My hands that until now had been dormant found a life of their own. My fingers slowly inched their way towards her pert breasts. When they found them the sensation was awe-inspiring. Did my breasts feel this good? All at once I had to taste them, to hold her nipples between my lips. As my tongue caressed her nipple my lip sank into her flesh. My hand fed my mouth. My head turned and the other was equally satisfying.
She pulled my head back to hers. We embraced yet again. Our hips collided in a ravenous manner. She was taller than I was but it made no difference. Our hips were aggressively rubbing, and my frustration was intense. Her hips pulled away from mine, and for one short second I felt denied. Then I felt her hand on my pubic hair line. The tempo had altered. Her kisses became soft again, and she was leading me with her touch. She was kissing my face again. Her fingers seemed to know my body. One finger searching, just teasing, barely touching my tender skin, when the other fingers followed, they already knew where to go. I felt the full weight of her hand. All at once her fingers divided, each one with its own directive. I felt wet through and her fingers easily slid over my most intimate area.

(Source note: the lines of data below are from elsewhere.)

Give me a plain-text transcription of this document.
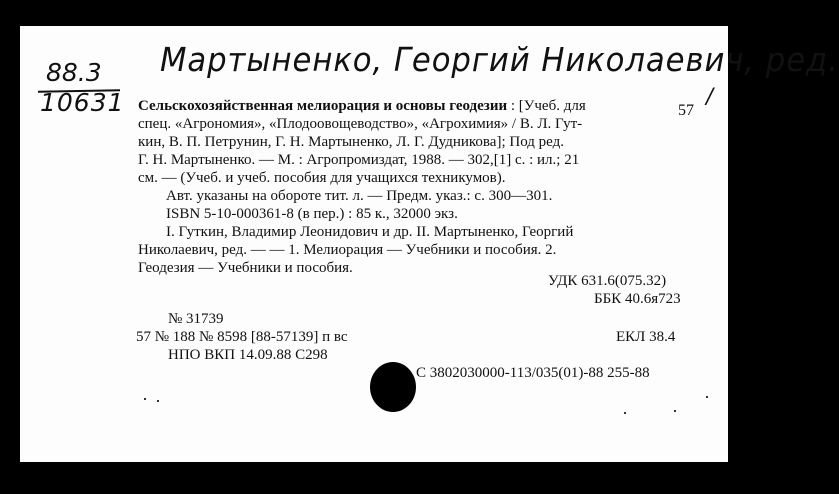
Мартыненко, Георгий Николаевич, ред.
88.3
10631	/
57
Сельскохозяйственная мелиорация и основы геодезии : [Учеб. для
спец. «Агрономия», «Плодоовощеводство», «Агрохимия» / В. Л. Гут-
кин, В. П. Петрунин, Г. Н. Мартыненко, Л. Г. Дудникова]; Под ред.
Г. Н. Мартыненко. — М. : Агропромиздат, 1988. — 302,[1] с. : ил.; 21
см. — (Учеб. и учеб. пособия для учащихся техникумов).
Авт. указаны на обороте тит. л. — Предм. указ.: с. 300—301.
ISBN 5-10-000361-8 (в пер.) : 85 к., 32000 экз.
I. Гуткин, Владимир Леонидович и др. II. Мартыненко, Георгий
Николаевич, ред. — — 1. Мелиорация — Учебники и пособия. 2.
Геодезия — Учебники и пособия.
УДК 631.6(075.32)
ББК 40.6я723
№ 31739
57 № 188 № 8598 [88-57139] п вс	ЕКЛ 38.4
НПО ВКП 14.09.88 С298
С 3802030000-113/035(01)-88 255-88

I could take no more. Reflexively, I straddled her, just to realise there was no point. I wanted her inside me. As thorough as she was she couldn’t comply and my insides seemed to ache. Paula tossed me on to my back. Now she was straddling me, my breasts cupped in her hands. Her mouth alternated from left to right only to settle in between. Her fingertips yet again pinched my nipples, but this time much firmer. Her torso was resting on my hips, as she slid herself down, my legs parted. My mind was racing—I knew what was coming. My fear had reached its crescendo. But when I felt Paula’s moist tongue greet my wanton puss, all fear dissipated.
My mind was at war with my body. I didn’t want to come, for if I did, surely that would make me a lesbian, but my body was winning the argument. My own hands were betraying me: they were on Paula’s side, and my thumbs and forefingers were firmly planted on both my nipples. Paula’s hands had total control of my inner thigh, her thumbs teased my greedy opening until I lost all ability to fight her any longer. My body heaved and convulsed stronger than it ever had before. In one movement, Paula was on top of me kissing me yet again. I could taste myself on her lips.
My brain was still reeling when I felt a weight on my hips. I opened my eyes to find that our client had joined us, mounting Paula doggy style. With every thrust, Paula’s puss hit against mine, which was still extremely sensitive. Paula looked totally engrossed in what he was doing, mind you, I knew better. When he came she kissed me again, like he wasn’t even part of the equation.
The three of us lay on the bed stroking and talking but my ears heard nothing of their conversation. I was having my own internal debate, wondering whether I was gay: It all made sense, I’d never had an orgasm from penis penetration, only ever from tongue, surely that made me a lesbian! But I hated the look of vaginas, I had no desire to go down on another girl, so surely that made me straight? I had been known to knock back a cupcake because it had a hair on it, so never in a million years would I crave hairy puss! God, I was so confused!
Would I still be able to face Paula once we left this room, without feeling embarrassed about what we had just shared? Was she gay and would she misconstrue this as more than a job? Would she tell the other girls that a female tongue sent me off like a firecracker?
He wasn’t my client, so I decided to take my leave. I went downstairs, shaken. I couldn’t really face another client, but that was not to be.
At the end of the night, Paula grabbed me.
‘Kate, do you mind if I take a raincheck on our dinner tonight? I’m totally spent.’
I didn’t know how to take it, was she now uncomfortable with me? Or did she no longer need the pretence of buying me dinner? Or was I looking too deeply into it?
I told her, ‘No, I’m totally knackered too, let’s do it another night.’
That night I went home and thought of Ben. I had made mad love to him hundreds of times, but he had never gone down on me or made me come. But I knew I loved him and was still satisfied by every touch he ever offered me. I wondered if I’d be as satisfied by my relationship with Ben if I wasn’t getting the occasional orgasm at work. Why hadn’t he ever asked me if I had climaxed? Why hadn’t he ever wanted to go down on me? I knew he wasn’t a selfish prick, so why didn’t he seem to care about my sexual pleasure?